Marks described the patients for whom their results are most valuable as those likely to struggle to stay in hospital, or who have clear outside responsibilities that preclude the standard intravenous regimen of care (SOC).

“I often see this with patients who might have court dates coming up, or with patients who have left the hospital early many times in the past, or even patients with young children, where they don’t can only leave them with friends or family for so many days,” Marks said Contagion.

“In this cohort, having real-world outcome data to present to patients early on, before I think they might leave, helps me provide them with an informed discussion about the risks and benefits of each antibiotic option, as well as planning the safest time for eventual discharge and ensuring they are closely monitored if they choose to return home on oral antibiotics,” he said. she stated.

Marks and his colleagues compared the results of 3 groups of PWID hospitalized during the period between January 2016 and December 2021 with complications S. aureus bacteraemia, including infective endocarditis, epidural abscess, vertebral osteomyelitis, and septic arthritis: those who received complete intravenous SOC (n=122); an incomplete intravenous course without oral antibiotics at discharge (n=36); and those who switched to oral antibiotics after incomplete SOC (n = 69).

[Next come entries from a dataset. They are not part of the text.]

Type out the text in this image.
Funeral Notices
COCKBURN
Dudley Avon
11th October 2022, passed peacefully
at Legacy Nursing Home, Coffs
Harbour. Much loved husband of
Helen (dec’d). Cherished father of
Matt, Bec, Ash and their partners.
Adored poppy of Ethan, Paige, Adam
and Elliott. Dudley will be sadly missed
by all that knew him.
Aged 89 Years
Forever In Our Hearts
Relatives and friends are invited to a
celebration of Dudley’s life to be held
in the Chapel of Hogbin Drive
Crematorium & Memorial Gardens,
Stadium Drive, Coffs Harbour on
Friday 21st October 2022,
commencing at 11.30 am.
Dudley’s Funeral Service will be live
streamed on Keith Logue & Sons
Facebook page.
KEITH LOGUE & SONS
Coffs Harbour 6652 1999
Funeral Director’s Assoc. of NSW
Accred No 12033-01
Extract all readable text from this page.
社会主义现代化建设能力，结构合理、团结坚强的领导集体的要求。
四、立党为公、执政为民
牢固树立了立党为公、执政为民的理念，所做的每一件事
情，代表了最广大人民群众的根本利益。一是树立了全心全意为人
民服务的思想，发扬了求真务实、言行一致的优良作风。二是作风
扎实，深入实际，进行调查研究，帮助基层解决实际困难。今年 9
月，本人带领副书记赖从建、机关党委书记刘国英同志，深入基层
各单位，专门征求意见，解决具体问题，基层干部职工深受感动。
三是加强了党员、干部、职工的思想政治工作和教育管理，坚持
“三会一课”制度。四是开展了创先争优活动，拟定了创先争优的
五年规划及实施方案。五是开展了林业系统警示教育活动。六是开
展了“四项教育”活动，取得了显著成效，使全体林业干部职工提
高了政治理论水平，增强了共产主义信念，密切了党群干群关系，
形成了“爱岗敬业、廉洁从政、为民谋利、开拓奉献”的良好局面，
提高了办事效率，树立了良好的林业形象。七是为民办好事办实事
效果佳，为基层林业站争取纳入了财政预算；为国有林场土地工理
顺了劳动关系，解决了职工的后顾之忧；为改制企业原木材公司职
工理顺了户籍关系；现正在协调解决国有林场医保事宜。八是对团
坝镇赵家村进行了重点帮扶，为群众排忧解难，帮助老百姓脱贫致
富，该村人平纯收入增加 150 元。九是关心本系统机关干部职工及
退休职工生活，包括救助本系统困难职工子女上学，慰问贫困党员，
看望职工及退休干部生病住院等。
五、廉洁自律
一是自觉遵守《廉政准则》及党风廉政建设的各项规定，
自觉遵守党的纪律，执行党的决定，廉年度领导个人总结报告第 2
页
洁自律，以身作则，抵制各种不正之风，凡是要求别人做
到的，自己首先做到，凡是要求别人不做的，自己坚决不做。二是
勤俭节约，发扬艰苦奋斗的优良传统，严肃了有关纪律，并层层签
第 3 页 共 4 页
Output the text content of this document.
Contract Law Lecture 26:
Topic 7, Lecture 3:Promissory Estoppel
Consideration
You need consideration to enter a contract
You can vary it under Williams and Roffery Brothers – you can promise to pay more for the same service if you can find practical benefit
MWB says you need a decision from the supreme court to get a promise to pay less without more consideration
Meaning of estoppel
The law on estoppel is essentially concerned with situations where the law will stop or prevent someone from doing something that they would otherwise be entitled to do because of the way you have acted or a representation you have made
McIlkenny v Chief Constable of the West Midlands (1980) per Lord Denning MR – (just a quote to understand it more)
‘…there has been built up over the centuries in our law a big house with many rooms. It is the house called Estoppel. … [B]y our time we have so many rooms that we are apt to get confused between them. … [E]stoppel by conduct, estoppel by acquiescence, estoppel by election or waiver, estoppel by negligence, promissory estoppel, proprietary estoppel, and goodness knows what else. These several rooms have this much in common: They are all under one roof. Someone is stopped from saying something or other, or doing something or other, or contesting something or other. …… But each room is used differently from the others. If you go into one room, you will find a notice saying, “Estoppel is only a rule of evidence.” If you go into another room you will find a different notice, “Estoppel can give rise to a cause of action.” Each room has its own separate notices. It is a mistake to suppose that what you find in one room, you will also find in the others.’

A study already undertaken and published initiative with the latter group to support adherence to the oral antibiotic regimen helped validate treatment status and facilitated this comparison between treatment groups.

“Washington University in St Louis has invested heavily in improving care for PWID with invasive infections and has funded a multidisciplinary team to provide intensive outpatient follow-up, including free visits to the infectious disease clinic and medication for uninsured patients, as well as health coaches and case management,” Marks explained.

Marks and colleagues found that patients who received oral antibiotics after incomplete intravenous therapy were significantly less likely to experience microbiological failure or die than those who were discharged after incomplete intravenous antibiotics without oral antibiotics. There was no significant difference in microbiological failure rates between those who completed SOC and those who received oral antibiotics after completing at least 10 days of intravenous therapy.

Although switching to oral antibiotics was beneficial for the cohort completing at least 10 days of SOC, Marks stressed that it cannot yet be a recommended treatment.

“I do not want these data to be interpreted as approval not to offer these patients SOC therapies, but rather to develop a separate standard of care for patients based solely on a comorbid history of SOC use disorder. substances,” Marks said. “At least until we have more prospective data from randomized controlled trials.”

“If future trials, like the INSTANTANEOUS trial, do not confirm any significant differences, so I think it’s reasonable to assume that in the future we might want to limit the potential complications associated with outpatient parenteral antibiotic therapy, especially for young immunocompetent patients,” said marks.